Seeing & Seer
No self
When we find the (apparent) ground as Witness, we have the opportunity to see how the whole world of phenomena is one process. It is seamless and flux.
Nothing is absolutely separate from anything else, everything we can discern out has infinite causes and infinite consequences. And nothing remains. Our experiences come into being and pass in their own tempo, the Earth and the Universe as a whole has a birth and a death.
So here, we become familiar with the "no self" as a human being. There is really no separate or fixed human self. The whole world of form, internal and external to our human self, arises temporarily within (and as) awareness.
We see how the idea of a separate and fixed self as a human being is just that, an idea superimposed on a set of fluid phenomena. It is convenient and help us orient in the world, but also just an abstraction. It does not quite correspond with the fluidity and seamlessness of what it apparently refers to.
Seeing and seer
At this point, there may still be an identification with the seeing itself. We see ourselves as a seer.
But this apparent seer also arises as a segment within the whole of what is. And if the sense of a fixed and separate human self came out of the belief in the idea of "I", could that not be true for this as well?

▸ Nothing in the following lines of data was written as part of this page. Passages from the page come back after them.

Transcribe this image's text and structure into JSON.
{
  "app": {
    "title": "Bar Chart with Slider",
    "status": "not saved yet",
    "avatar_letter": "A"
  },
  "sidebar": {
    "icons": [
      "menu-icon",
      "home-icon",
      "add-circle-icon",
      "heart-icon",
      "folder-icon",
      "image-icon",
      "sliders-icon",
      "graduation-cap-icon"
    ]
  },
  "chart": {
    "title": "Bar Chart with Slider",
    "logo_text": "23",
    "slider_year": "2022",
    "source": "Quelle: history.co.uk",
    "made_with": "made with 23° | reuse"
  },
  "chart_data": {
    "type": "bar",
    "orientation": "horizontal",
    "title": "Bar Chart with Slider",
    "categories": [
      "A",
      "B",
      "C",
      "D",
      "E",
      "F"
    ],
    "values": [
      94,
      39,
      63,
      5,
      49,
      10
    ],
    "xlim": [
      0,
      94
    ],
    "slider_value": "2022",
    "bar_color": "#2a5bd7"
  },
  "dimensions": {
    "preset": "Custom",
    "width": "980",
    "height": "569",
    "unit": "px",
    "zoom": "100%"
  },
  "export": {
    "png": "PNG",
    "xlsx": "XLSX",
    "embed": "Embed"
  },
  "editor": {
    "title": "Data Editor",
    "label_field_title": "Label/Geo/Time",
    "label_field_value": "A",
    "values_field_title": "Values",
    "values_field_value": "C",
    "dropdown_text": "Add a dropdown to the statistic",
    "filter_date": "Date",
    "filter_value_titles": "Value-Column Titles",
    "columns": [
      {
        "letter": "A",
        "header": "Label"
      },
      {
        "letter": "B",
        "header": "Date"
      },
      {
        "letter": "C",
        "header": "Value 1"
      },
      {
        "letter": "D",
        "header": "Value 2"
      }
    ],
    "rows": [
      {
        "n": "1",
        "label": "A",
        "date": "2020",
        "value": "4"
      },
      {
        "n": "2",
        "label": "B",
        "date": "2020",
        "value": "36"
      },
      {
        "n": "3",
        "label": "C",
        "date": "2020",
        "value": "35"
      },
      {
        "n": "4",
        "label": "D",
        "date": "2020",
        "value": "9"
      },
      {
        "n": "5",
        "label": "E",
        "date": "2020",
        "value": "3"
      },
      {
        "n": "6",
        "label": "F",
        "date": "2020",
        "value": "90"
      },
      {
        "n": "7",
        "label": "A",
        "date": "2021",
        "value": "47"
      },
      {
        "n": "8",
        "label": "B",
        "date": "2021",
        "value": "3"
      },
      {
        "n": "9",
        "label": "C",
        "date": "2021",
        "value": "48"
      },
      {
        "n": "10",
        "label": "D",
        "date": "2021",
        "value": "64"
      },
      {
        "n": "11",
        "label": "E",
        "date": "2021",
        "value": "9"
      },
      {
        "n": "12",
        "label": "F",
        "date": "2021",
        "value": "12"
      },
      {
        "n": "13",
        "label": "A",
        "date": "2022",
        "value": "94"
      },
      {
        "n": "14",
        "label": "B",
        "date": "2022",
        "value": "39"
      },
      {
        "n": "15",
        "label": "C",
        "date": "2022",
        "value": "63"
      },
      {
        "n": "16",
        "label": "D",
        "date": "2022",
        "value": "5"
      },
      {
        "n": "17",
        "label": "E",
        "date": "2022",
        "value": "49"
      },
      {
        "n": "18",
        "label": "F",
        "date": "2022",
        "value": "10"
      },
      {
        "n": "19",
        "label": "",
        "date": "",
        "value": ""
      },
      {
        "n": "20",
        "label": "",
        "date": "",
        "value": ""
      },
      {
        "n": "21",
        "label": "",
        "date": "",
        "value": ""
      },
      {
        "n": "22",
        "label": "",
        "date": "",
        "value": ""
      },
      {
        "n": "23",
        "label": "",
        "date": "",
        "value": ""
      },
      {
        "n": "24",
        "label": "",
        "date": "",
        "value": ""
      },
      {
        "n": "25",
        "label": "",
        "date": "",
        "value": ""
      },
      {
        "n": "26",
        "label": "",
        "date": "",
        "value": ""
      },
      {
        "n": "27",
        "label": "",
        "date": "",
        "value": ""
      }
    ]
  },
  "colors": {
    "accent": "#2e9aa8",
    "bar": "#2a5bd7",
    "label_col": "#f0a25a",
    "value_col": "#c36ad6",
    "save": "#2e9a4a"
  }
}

In my case, as I explore this further, there is the growing realization that even the seeing has no "I" inherent in it. That too is a segment of what is. The sense of "I" as the seer comes out of believing in an idea of "I" and adding it to the seeing.
There is still the seeing, as before, but now no "I" even here. There is just the field of what is - the seen and the seeing, and no "I" anywhere.
Freefall
Now, another "ground" is revealed - that which seer and seeing arises from and as. The emptiness dancing in all the many forms of the world of phenomena.
It is the groundless ground where there is nothing fixed, nothing abstract to rely on. This is where we have no stone on which to rest the head. There is nothing fixed in the world of phenomena, and no ideas - not even that of a separate "I" - which can be believed and taken comfort in. This is the bottomless free fall. There is only God.